L'éducation de l'oreille est ce qu'il y a de plus important. Tâchez de bonne heure de distinguer chaque ton et tonalité. Examinez quels sons rendent la cloche, le verre, le coucou, etc... 

 

Répétez souvent la gamme et les autres exercices, mais cela n'est pas suffisant. Il y a beaucoup des gens qui par ce moyen croient atteindre au but suprême, qui jusqu'à l'âge mûr, passent plusieurs heures par jour à faire des exercices purement mécaniques. C'est à peu près comme si l'on tâchait chaque jour de prononcer l'ABC plus vite. Employez mieux votre temps.

 

Jouez en mesure. Le jeu de beaucoup de virtuoses ressemble à la démarche d'un homme ivre. Ne prenez pas de tels modèles. 

 

Apprenez de bonne heure les lois fondamentales de l'harmonie.
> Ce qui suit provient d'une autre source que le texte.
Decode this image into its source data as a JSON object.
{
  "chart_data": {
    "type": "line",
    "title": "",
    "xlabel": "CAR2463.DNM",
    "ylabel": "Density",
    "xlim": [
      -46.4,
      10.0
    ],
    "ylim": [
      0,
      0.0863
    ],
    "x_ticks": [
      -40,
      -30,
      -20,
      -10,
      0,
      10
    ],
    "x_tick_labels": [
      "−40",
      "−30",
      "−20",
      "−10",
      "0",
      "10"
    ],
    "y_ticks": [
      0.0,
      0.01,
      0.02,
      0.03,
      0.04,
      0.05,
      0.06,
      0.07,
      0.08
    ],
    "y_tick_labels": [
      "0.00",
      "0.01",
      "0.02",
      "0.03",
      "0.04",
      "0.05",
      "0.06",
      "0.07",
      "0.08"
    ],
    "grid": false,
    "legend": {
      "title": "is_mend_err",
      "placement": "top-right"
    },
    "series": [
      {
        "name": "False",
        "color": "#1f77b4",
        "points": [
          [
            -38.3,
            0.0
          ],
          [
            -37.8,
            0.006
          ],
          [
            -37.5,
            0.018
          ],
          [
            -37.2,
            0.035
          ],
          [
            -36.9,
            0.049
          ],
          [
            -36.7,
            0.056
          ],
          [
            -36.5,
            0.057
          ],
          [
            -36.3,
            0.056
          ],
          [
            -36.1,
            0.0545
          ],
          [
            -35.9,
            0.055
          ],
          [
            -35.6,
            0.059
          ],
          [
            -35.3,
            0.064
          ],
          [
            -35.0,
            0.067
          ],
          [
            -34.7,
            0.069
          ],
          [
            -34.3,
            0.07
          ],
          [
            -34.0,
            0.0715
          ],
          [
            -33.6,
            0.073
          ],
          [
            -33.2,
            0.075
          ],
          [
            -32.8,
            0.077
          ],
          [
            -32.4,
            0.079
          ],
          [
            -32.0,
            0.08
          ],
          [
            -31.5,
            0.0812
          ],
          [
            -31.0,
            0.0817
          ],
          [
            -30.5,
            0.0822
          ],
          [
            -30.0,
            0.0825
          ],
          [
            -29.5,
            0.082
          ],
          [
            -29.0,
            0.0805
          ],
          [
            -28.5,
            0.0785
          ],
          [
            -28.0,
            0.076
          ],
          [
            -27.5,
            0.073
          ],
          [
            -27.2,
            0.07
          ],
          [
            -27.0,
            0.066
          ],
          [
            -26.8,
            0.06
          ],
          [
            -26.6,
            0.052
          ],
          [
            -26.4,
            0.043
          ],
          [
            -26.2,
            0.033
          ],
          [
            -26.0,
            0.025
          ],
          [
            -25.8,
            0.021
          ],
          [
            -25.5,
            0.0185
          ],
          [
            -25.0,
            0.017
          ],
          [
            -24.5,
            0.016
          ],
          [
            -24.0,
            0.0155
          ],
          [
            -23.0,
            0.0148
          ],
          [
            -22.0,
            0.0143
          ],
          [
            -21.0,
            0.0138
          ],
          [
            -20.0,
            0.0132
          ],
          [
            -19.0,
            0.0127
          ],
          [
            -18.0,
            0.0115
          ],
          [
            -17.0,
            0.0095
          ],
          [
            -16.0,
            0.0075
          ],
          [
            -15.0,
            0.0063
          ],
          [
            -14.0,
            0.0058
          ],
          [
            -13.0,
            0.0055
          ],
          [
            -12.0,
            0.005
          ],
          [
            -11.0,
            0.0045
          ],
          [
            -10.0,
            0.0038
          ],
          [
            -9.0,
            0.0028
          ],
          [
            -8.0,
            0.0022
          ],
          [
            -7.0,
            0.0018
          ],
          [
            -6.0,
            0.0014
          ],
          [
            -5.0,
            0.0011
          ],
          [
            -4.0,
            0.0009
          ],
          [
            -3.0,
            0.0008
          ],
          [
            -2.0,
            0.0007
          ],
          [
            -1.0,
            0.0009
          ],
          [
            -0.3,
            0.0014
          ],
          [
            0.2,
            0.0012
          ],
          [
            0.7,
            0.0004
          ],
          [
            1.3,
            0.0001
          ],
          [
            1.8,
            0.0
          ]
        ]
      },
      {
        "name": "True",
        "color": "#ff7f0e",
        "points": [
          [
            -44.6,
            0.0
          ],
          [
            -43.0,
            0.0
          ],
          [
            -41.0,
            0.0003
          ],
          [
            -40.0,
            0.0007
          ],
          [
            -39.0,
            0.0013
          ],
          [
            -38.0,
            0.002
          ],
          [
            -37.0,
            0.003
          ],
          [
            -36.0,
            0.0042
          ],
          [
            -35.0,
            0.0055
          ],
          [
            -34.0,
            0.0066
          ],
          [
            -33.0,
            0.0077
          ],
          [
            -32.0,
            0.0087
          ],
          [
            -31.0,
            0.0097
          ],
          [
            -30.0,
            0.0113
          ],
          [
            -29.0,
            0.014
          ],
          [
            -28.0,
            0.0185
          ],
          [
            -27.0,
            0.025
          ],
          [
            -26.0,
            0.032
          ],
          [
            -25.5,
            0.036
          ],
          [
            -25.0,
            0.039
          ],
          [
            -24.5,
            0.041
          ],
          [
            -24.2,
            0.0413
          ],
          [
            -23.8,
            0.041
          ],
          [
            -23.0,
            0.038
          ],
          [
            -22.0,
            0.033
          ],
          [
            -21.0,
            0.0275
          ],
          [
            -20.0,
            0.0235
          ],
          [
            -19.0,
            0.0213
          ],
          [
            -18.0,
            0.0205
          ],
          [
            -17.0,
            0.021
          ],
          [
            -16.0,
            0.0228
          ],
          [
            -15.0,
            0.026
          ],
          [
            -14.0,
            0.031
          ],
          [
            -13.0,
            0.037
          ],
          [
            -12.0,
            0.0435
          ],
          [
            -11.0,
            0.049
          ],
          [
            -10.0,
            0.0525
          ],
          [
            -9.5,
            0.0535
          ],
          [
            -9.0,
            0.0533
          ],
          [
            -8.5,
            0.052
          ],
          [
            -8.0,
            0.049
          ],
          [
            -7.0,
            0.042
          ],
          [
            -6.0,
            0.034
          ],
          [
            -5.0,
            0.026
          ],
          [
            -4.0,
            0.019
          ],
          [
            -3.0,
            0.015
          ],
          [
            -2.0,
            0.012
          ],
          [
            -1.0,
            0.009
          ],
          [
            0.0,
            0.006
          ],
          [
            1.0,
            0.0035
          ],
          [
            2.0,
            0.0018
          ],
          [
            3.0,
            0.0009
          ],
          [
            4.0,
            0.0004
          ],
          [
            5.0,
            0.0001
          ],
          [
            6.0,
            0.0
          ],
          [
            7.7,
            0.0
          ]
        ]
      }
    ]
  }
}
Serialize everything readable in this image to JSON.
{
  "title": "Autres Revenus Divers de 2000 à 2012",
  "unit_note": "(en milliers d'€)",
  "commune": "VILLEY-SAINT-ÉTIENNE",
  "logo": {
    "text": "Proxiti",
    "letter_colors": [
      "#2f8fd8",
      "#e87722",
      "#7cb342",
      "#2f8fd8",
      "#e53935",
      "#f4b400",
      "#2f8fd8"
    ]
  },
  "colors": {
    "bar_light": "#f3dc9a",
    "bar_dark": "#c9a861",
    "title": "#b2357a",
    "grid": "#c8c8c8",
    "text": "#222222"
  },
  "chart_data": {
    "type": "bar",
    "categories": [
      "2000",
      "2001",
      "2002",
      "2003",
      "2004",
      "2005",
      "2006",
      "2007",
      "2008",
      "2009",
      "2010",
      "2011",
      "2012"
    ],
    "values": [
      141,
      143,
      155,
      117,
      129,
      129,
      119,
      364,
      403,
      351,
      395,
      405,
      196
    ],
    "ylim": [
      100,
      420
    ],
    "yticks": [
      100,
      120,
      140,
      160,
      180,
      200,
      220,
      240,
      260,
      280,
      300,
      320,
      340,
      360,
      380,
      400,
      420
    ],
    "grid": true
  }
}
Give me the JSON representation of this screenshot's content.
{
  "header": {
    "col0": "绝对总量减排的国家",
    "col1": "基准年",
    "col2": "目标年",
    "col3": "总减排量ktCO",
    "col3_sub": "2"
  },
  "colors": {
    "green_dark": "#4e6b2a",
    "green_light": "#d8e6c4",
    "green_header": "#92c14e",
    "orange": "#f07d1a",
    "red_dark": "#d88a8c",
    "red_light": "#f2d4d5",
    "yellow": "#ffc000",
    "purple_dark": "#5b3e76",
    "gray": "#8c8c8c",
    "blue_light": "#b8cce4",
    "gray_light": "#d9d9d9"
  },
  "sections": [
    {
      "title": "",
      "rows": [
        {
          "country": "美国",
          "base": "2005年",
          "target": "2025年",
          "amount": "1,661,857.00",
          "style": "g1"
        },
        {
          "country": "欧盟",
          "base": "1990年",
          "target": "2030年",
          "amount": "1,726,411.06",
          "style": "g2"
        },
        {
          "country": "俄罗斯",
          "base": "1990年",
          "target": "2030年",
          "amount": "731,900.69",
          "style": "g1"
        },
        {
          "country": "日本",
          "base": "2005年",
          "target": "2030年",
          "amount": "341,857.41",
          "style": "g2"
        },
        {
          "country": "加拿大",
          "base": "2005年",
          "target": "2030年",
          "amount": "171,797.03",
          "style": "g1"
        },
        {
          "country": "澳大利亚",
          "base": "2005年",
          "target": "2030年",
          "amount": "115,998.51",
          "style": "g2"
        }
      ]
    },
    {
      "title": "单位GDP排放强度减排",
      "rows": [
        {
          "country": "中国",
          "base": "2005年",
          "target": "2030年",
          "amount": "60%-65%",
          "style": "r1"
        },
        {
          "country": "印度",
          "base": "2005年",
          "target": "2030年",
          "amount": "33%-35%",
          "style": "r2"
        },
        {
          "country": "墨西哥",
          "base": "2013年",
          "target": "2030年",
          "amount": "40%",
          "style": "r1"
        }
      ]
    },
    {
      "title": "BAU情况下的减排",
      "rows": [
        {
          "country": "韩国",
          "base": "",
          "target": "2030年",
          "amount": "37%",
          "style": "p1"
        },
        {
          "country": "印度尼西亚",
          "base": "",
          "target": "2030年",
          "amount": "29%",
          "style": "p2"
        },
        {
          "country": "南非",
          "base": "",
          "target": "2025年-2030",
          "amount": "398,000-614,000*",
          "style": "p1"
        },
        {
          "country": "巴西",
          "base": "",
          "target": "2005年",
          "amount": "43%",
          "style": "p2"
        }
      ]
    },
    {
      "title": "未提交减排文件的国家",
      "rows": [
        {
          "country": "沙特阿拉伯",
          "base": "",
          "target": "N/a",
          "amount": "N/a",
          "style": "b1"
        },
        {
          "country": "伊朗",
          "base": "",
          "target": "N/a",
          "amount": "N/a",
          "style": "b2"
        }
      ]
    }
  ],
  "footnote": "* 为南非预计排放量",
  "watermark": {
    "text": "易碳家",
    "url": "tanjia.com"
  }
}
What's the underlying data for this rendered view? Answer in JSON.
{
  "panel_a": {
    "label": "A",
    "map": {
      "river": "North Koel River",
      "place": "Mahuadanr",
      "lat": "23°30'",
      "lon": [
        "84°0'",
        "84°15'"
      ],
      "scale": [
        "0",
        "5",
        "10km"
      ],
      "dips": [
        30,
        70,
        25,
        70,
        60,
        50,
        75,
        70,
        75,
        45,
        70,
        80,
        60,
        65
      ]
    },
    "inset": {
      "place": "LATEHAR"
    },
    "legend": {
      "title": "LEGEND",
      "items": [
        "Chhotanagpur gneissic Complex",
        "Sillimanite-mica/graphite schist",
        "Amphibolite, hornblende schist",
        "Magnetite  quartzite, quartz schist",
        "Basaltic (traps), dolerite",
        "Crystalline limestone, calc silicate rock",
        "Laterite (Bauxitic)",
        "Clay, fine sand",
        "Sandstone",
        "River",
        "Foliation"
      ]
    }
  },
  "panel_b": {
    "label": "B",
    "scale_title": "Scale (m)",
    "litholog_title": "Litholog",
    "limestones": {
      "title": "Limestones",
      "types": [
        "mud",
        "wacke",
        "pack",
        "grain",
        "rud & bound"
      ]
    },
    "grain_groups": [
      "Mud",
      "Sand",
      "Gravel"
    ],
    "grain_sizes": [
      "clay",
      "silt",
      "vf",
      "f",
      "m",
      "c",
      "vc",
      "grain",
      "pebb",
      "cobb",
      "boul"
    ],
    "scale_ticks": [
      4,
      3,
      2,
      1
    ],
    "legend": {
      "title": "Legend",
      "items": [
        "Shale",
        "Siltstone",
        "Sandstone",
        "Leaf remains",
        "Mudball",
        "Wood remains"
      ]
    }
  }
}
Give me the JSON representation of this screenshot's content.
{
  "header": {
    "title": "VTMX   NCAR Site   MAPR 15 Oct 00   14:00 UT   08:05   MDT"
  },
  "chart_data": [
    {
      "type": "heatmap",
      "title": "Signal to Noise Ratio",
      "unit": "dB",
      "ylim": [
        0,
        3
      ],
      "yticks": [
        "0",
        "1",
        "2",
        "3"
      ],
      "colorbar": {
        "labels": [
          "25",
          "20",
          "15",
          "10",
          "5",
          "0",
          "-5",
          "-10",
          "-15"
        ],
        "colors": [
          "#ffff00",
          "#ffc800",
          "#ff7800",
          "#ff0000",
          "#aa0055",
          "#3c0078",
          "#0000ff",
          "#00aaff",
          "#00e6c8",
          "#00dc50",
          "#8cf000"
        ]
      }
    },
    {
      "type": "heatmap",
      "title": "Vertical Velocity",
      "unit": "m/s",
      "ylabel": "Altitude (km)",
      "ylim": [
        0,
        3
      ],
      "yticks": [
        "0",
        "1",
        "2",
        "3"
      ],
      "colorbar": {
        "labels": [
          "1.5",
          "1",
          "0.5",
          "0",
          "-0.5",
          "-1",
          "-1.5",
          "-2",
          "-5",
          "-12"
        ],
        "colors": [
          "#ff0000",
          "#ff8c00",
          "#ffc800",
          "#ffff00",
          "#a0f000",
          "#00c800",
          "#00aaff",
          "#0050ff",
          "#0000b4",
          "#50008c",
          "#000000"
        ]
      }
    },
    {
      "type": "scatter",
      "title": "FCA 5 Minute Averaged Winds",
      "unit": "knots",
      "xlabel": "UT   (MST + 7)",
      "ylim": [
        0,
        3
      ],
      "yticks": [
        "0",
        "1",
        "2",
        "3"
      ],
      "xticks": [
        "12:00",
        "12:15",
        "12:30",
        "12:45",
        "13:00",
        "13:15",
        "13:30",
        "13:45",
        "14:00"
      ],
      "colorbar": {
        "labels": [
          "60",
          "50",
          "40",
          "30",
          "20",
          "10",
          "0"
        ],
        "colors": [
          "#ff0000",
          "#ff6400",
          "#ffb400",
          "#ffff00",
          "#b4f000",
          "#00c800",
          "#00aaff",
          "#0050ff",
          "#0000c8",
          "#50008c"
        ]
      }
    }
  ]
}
N'ayez pas peur des mots : Théorie, Harmonie, Contrepoint. Ils vous souriront, si vous leur en faites autant. 

 

Jouez toujours avec âme et ne vous arrêtez pas au milieu d'un morceau. 

 

Traîner ou hâtez la mesure sont également des fautes. 

 

Tâchez de jouer bien et expressivement des morceaux faciles. Cela vaut mieux que d'exécuter médiocrement des compositions difficiles. 

 

Ayez toujours soin que votre instrument soit bien accordé. 

 

Il faut que vous puissiez non seulement jouer vos morceaux, mais que vous soyez capables de les solfier sans piano ; que votre imagination soit cultivée au point de retenir aussi bien l'harmonie donnée à une mélodie que la mélodie elle-même. 

 

Tâchez même si vous n'avez pas une bonne voix, de chanter à première vue sans l'aide du piano : par ce moyen, votre oreille musicale se perfectionnera continuellement. Mais si vous possédez une bonne voix, n'hésitez pas un moment à la cultiver en la considérant comme le plus beau don que le Ciel vous ait donné. 

 

Il faut vous rendre capable de lire toute musique et de la comprendre par la vue seulement. 

 

Peu importe qui vous écoute quand vous jouez.

Jouez toujours comme si vous étiez auprès d'un maître. 

 

Si quelqu'un venait à placer devant vous une composition pour vous la faire déchiffrer, à première vue, parcourez-la des yeux avant de la jouer. 

 

Quand vous avancez en âge, ne vous occupez pas des choses de mode. Le temps est précieux. Il nous faudrait cent vies, si nous voulions connaître seulement ce qu'il y a de bon. 

 

On ne fait pas des hommes sains en élevant des enfants avec des bonbons. La nourriture spirituelle doit être aussi simple et aussi substantielle que celle du corps. Les maîtres se sont chargés de nous fournir abondamment la première. Tenez-vous-en là ! 

 

Quand vos exercices journaliers sont achevés et que vous vous sentez fatigués, ne continuez pas vos études. Il vaut mieux se reposer que travailler sans plaisir et sans fraîcheur d'esprit. 

 

Ne répandez jamais de mauvaises compositions ; aidez au contraire avec ardeur à les supprimer.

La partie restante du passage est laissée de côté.